If you’re at risk of anaphylaxis, you’re going to need to seek ongoing medical support to help monitor your condition. As a starting point, you’ll need to undertake a range of tests and clinic examinations to make sure the exact trigger of the allergy is identified. Then, you’ll need to be referred to a clinical immunology/allergy specialist.
This specialist will work with you to develop a plan to help you manage your condition, including avoiding your allergens (where possible) and what to do if you do experience an anaphylactic reaction.
How do I treat anaphylaxis when it occurs?

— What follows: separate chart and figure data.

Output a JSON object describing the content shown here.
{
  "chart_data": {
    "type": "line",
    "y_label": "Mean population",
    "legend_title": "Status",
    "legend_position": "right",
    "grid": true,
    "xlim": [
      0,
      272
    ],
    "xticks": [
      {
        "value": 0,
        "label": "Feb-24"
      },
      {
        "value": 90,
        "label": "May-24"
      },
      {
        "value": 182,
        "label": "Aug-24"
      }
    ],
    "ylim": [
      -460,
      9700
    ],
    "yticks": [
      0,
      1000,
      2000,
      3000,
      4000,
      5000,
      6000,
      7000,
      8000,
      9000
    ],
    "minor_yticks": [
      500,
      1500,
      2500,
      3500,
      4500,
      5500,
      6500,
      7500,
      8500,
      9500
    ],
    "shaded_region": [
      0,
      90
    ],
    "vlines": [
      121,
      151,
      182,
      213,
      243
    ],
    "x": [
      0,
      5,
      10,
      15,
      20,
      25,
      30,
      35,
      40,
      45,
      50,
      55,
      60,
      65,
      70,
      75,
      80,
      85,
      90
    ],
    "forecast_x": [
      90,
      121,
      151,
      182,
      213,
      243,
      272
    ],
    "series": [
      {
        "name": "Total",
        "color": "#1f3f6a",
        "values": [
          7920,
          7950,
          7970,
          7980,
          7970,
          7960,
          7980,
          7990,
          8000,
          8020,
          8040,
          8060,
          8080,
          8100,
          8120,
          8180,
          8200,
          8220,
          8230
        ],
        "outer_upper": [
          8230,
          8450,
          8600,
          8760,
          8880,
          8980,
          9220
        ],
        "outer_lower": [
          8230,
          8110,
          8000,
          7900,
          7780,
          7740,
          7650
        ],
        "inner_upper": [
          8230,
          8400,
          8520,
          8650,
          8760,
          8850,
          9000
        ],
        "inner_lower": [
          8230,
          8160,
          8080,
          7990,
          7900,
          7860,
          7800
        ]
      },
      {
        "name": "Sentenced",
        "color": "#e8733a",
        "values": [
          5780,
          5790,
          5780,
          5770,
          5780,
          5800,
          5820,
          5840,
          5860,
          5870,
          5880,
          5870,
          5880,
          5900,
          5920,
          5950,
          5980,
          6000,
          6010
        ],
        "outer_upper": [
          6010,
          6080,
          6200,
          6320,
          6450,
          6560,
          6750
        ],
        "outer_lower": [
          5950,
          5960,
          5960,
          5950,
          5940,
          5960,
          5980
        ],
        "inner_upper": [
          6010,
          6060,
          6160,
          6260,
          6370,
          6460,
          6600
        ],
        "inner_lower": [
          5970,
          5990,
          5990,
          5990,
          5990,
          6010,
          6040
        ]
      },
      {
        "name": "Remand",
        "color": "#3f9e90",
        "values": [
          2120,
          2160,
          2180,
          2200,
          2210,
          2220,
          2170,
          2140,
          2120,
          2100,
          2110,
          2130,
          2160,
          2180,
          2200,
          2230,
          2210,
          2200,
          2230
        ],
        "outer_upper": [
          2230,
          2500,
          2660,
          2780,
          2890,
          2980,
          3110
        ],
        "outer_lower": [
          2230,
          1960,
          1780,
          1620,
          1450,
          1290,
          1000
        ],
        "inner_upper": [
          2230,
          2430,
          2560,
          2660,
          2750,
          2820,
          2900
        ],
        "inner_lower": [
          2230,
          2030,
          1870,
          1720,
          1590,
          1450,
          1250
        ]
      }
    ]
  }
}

As anaphylaxis is a potentially life-threatening allergic reaction, it should always be treated as a medical emergency. Adrenaline (epinephrine) injected into the outer mid-thigh muscle is the first line of treatment for anaphylaxis. An injection of epinephrine will quickly work to reduce and reverse the symptoms of anaphylaxis.
If you are diagnosed with an allergy that may cause anaphylaxis, you will be taught how to use an adrenaline (epinephrine) autoinjector, or Epipen. It’s important that you know how to use the Epipen, and your family members and friends should also be taught.